Emotions ran high, voices rang loud and for the next year or two great effort and determination was put forth in legislative bodies in various parts of the world to “fix” the paparazzi problem. In California, a little over a year after Diana’s death, Governor Wilson signed into law the Anti-Paparazzi Act making photographers liable for invasion of privacy when an individual trespasses on private property with the intent to capture any type of visual image or sound recording. Ultimately, however, this law did virtually nothing to prevent the paparazzi’ pursuit of celebrities.
Six years later, in 2005, Governor Schwarzenegger strengthened this same law by stiffening the fines for any photographer assaulting someone in the act of getting a photo (Arnold was once run off the road by a group of photographs trying to get a photo), but even this new, stronger version of the law has had little affect.
Continually, the main obstacle to creating any real reform is the argument that anything that curtails the paparazzi restricts the press and violates the Constitution. But we can’t forget our country was founded on the principles of freedom and personal liberty. Intrusion into the private affairs of citizens by surveillance limits a person's freedom and personal liberty, in that it makes the person self-conscious to the point where they limit their liberty of action due to constant public gaze. This effect is further compounded by the advent of mass media and new technologies. Not only are people exposed to the gaze of those around them, but every action can be exposed to hundreds of millions, if not billions, of people worldwide in an instant. This concept was simply unfathomable to those who wrote the Constitution. Being harassed and invaded by packs of photographers does not comport with the notions of freedom that were espoused by the writers of the Constitution, or the concepts of liberty that precipitated a violent Revolutionary War. Thus, unrestrained surveillance upon individuals engaged in private activities is contrary to the very concepts of personal liberty and freedom that Americans fought for more than two centuries ago.
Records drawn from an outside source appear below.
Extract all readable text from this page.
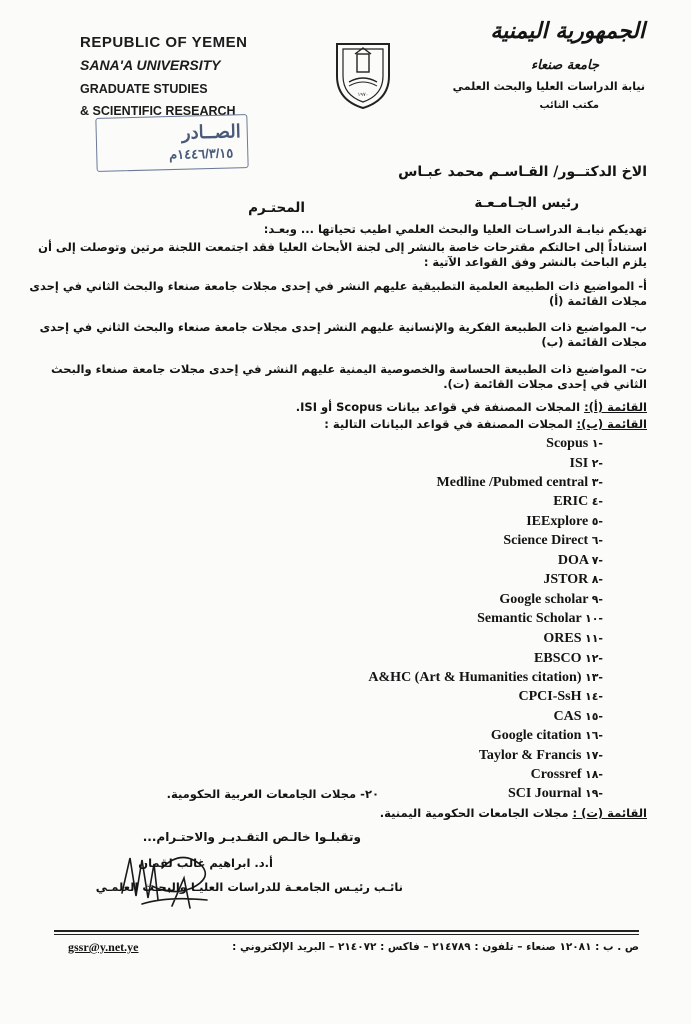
REPUBLIC OF YEMEN
SANA'A UNIVERSITY
GRADUATE STUDIES
& SCIENTIFIC RESEARCH
١٩٧٠
الجمهورية اليمنية
جامعة صنعاء
نيابة الدراسات العليا والبحث العلمي
مكتب النائب
الصــادر
١٤٤٦/٣/١٥م
الاخ الدكتــور/ القـاسـم محمد عبـاس
رئيس الجـامـعـة
المحتـرم
تهديكم نيابـة الدراسـات العليا والبحث العلمي اطيب تحياتها ... وبعـد:
استناداً إلى احالتكم مقترحات خاصة بالنشر إلى لجنة الأبحاث العليا فقد اجتمعت اللجنة مرتين وتوصلت إلى أن يلزم الباحث بالنشر وفق القواعد الآتية :
أ- المواضيع ذات الطبيعة العلمية التطبيقية عليهم النشر في إحدى مجلات جامعة صنعاء والبحث الثاني في إحدى مجلات القائمة (أ)
ب- المواضيع ذات الطبيعة الفكرية والإنسانية عليهم النشر إحدى مجلات جامعة صنعاء والبحث الثاني في إحدى مجلات القائمة (ب)
ت- المواضيع ذات الطبيعة الحساسة والخصوصية اليمنية عليهم النشر في إحدى مجلات جامعة صنعاء والبحث الثاني في إحدى مجلات القائمة (ت).
القائمة (أ): المجلات المصنفة في قواعد بيانات Scopus أو ISI.
القائمة (ب): المجلات المصنفة في قواعد البيانات التالية :
Scopus ١-
ISI ٢-
Medline /Pubmed central ٣-
ERIC ٤-
IEExplore ٥-
Science Direct ٦-
DOA ٧-
JSTOR ٨-
Google scholar ٩-
Semantic Scholar ١٠-
ORES ١١-
EBSCO ١٢-
A&HC (Art & Humanities citation) ١٣-
CPCI-SsH ١٤-
CAS ١٥-
Google citation ١٦-
Taylor & Francis ١٧-
Crossref ١٨-
SCI Journal ١٩-
٢٠- مجلات الجامعات العربية الحكومية.
القائمة (ت) : مجلات الجامعات الحكومية اليمنية.
وتقبلـوا خالـص التقـديـر والاحتـرام...
أ.د. ابراهيم غالب لقمان
نائـب رئيـس الجامعـة للدراسات العليـا والبحـث العلمـي
ص . ب : ١٢٠٨١ صنعاء – تلفون : ٢١٤٧٨٩ – فاكس : ٢١٤٠٧٢ – البريد الإلكتروني :
gssr@y.net.ye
For a nation such as ours that tries to be the beacon of human rights and that denounces violations in this arena by other nations, to lag behind other countries in protecting the privacy of its citizens is a discouraging irony. We could take a lesson from the European Union who balances individual rights equally with the freedom of the press. In May a London court issued a restraining order against the paparazzi for Amy Winehouse. Lily Allen was issued the same by a London court in March and Sienna Miller received one in November of last year. Each of these ladies is now able to leave their homes without a pack of paparazzi surrounding them.
Maybe Princess Diana, if she were alive today, could get her own restraining order against the paparazzi in England. But not here. We still allow the paparazzi to swarm, harass and endanger citizens. We haven’t stopped the dangerous car chases that frequently take place with paparazzi in cars ignoring all driving laws running red lights and stop signs in pursuit of the “best” shot. It is just a matter of time before someone else is killed. Paparazzi only chase people we care about and so the next death will likely be someone we admire. But it will be even worse if we’re watching the burial a young mother and her infant who were crossing the street at the wrong time.
History is an excellent teacher. Legislation could have prevented Princess Diana’s death in 1997. The UK took action and fixed their laws. Here in the U.S. its time we did the same before some other bright shining light is taken from us before their time.